Pudiera citar miles de ejemplos cotidianos de cómo se manifiesta nuestra personalidad dependiente, pero lo esencial de la reflexión que deseo compartir está en que no es un cambio de sistema lo que va a traer en Cuba un cambio de actitud en los ciudadanos y, por ende, una mejor y más próspera sociedad, sino al revés: sin un cambio en las personas, en sus expectativas, valores y comportamientos, no podrá ser superado jamás el sistema y sus efectos. Porque el sistema no se constituye solo de un Gobierno y un paquete de leyes, sino que consiste en el conjunto de creencias, mitos, esquemas y conductas que asumimos a diario aceptando y resignándonos a padecer como crónica una enfermedad que puede ser superada con un mínimo de riesgo y esfuerzo individual de cada uno de nosotros.

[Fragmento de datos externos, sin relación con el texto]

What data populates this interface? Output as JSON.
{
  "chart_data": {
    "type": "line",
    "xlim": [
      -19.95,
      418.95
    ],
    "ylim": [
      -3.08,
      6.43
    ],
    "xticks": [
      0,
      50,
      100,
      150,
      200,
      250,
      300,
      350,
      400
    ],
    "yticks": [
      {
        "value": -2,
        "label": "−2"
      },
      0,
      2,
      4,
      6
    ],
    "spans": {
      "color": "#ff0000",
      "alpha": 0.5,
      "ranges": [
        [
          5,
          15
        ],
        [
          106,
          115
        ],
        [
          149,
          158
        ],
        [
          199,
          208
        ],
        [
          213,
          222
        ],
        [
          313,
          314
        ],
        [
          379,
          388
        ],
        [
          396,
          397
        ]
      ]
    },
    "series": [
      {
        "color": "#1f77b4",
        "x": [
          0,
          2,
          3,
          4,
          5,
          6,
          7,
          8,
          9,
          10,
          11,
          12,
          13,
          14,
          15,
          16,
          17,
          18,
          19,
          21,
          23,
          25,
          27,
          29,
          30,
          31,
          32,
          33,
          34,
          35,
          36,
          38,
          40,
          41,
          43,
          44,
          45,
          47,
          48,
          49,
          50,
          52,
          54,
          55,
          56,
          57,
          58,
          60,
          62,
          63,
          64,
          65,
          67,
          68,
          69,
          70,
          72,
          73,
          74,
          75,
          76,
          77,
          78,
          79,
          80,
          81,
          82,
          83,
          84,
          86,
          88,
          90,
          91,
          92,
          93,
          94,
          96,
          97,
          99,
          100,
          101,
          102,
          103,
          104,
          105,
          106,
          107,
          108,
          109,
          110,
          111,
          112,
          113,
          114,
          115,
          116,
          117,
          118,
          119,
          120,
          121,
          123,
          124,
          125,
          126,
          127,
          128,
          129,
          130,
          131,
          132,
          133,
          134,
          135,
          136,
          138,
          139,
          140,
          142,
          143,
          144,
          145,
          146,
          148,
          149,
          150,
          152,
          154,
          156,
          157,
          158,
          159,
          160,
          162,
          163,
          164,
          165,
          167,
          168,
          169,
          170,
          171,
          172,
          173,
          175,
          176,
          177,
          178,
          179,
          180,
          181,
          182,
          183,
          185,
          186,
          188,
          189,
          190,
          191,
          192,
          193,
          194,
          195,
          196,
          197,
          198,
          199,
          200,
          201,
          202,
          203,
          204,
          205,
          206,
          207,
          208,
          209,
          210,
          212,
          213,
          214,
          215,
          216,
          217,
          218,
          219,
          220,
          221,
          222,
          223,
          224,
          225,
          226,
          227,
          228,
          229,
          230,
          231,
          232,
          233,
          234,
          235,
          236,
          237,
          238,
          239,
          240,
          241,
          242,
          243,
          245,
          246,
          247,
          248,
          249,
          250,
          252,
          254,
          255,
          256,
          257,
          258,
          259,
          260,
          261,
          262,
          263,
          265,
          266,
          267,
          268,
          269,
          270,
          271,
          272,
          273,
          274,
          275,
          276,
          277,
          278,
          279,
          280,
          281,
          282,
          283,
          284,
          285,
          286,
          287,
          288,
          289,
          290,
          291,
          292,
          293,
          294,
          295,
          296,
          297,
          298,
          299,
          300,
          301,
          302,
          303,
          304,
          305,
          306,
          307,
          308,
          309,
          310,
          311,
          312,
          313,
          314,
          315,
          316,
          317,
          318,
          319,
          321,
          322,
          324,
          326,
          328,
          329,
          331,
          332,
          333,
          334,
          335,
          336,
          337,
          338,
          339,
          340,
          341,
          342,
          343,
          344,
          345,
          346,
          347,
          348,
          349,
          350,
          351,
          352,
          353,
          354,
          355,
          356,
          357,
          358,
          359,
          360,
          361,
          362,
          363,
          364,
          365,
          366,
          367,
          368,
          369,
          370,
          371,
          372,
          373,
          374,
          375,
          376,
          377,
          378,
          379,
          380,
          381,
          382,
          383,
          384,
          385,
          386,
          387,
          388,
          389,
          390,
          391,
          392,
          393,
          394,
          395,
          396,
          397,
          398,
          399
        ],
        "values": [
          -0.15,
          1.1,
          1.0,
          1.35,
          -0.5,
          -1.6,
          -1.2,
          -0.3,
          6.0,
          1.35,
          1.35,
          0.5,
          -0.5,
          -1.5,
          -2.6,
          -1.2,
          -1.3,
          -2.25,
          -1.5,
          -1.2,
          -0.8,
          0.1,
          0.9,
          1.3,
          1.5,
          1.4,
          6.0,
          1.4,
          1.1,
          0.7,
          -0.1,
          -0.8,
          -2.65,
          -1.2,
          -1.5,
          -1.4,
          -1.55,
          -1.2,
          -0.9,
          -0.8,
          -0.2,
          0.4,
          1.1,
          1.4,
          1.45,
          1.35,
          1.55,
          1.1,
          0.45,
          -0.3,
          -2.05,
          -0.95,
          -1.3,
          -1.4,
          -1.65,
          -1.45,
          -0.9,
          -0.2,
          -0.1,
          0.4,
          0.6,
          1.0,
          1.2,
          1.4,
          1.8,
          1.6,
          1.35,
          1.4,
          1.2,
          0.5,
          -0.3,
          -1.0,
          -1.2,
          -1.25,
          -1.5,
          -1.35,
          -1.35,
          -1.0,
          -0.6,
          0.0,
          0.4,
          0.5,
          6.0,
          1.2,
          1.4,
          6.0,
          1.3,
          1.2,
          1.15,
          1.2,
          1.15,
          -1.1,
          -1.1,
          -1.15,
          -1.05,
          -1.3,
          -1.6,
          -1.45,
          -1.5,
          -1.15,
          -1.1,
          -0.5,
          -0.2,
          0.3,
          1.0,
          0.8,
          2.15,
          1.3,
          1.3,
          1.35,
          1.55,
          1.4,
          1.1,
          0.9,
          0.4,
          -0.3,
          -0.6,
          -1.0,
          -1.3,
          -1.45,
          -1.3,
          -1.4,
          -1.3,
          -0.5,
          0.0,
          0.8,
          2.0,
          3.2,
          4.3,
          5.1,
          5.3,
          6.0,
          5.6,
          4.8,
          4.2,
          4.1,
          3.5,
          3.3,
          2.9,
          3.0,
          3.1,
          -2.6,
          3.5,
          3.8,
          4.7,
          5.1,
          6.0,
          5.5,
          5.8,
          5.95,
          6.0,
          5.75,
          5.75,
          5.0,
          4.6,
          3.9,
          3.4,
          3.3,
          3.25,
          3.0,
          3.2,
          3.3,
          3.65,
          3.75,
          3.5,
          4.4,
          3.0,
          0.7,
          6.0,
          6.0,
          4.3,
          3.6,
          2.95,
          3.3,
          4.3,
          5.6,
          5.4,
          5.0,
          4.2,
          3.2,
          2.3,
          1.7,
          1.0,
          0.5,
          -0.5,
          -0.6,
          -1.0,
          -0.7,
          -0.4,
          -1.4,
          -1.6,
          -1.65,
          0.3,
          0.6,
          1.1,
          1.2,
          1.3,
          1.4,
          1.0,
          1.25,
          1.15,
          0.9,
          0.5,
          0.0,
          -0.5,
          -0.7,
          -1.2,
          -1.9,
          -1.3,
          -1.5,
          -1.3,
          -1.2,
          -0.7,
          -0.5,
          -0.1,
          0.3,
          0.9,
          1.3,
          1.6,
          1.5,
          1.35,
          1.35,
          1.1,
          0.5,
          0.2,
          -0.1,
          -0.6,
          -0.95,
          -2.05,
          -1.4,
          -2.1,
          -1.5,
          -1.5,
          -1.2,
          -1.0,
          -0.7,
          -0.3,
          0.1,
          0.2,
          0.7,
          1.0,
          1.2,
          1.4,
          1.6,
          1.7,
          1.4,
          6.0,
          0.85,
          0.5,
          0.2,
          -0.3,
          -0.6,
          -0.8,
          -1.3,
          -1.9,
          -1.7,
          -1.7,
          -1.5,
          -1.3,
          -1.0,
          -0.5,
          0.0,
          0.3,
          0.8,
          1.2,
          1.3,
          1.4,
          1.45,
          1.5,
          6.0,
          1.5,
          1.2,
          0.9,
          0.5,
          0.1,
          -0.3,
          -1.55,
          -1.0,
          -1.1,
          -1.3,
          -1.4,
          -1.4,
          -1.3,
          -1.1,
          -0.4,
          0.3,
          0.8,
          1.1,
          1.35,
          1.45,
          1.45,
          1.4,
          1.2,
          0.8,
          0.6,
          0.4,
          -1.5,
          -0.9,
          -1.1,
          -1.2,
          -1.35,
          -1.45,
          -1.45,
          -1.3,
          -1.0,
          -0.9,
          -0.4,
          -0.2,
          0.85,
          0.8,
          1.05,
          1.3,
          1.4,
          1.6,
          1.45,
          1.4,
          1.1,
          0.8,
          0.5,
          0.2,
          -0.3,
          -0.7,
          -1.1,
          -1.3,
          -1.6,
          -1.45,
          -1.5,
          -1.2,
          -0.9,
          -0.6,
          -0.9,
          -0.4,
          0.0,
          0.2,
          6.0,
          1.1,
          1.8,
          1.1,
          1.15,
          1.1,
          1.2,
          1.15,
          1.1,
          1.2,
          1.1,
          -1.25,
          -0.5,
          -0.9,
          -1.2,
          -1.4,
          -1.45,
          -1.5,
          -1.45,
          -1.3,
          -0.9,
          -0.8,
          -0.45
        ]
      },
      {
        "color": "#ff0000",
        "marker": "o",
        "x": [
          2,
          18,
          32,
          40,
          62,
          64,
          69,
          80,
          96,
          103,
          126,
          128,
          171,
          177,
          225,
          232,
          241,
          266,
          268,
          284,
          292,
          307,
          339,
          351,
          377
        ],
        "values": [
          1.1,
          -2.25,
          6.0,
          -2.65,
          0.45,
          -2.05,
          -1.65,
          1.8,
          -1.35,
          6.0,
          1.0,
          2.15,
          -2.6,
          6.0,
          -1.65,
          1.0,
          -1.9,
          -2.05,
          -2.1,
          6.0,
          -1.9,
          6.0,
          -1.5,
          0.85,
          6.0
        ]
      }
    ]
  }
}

Un sistema político totalitario y represivo puede asfixiar a una sociedad como el asma a nuestros pulmones. Si nos despojamos de los abrigos, las medias gruesas y los mosquiteros de los que dependemos y salimos a correr, a descubrir y enfrentar nuestros obstáculos, seguramente descubriremos lo increíble y maravilloso que se siente poder respirar profundamente todo ese oxígeno que siempre estuvo ahí, esperándonos.